I have no idea why the spacing is so off! If anyone knows or is having the same problem please tell me...it looked normal before I published it! Thanks!

 
At Friday, March 30, 2007, Blogger MK said...

Katie Couric's move was probably the worst kept secret when it came down last spring. When she took the reigns from Bob Schieffer in the fall, CBS was actually gaining in the ratings. Now CBS is moving backward.

I must admit that I've never watched Couric on CBS even though I did watch Schieffer on occassion. Why won't I watch? I don't know. Maybe I just don't buy the whole thing. We heard so much about what a historic event it was and the contract and the subsequent shake-ups at the Today Show and The View (who even cares about the View?!) that when she actually got behind the desk, it didn't seem to matter. History was made when she signed the contract. The five month wait until she went on the air built up absurd expectations.

Maybe she just isn't cut out to have her own show - and that is not a knock on her ability as a journalist or TV personality. She just seemed to work very well with the team at Today. Perhaps viewers just don't like her going solo. Whatever the case may be, it doesn't seem like she's helped CBS too much in the seven months she's been on.

 
At Friday, March 30, 2007, Blogger JA said...

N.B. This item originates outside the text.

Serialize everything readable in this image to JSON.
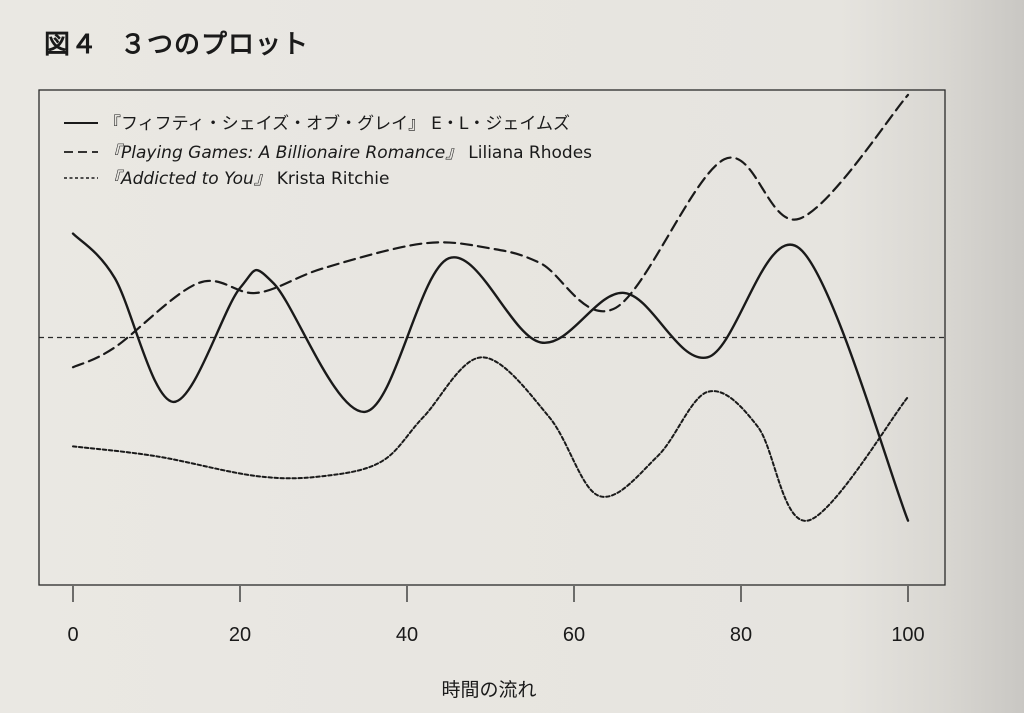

I'm disappointed that Katie Couric is not doing so great with the ratings. I was definately excited about a woman going solo on the evening news. Sometimes Couric tries so hard to avoid being judged as the emotional female reporter that she comes off callous. Showing some compassion wouldn't be a sign of weakness especially when a part of journalism strives to get people to empathize.

 
At Saturday, March 31, 2007, Blogger L.C. said...

To be honest, it's been a long time since I've quasi-liked Katie Couric and her disappointing performance at CBS didn't surprise me. She never struck me as anything more than a perky on-air personality--I don't think I ever really perceived her as the brightest, most hard-headed journalist.

To me, Ann Curry does such a better job of seeming at once expert/authoritative and at the same time friendy/personable. Forgive my little rant, but I think CBS made the mistake in not recognizing that Katie Couric never offered a lot more than a bubbly personality to wake up to in the morning.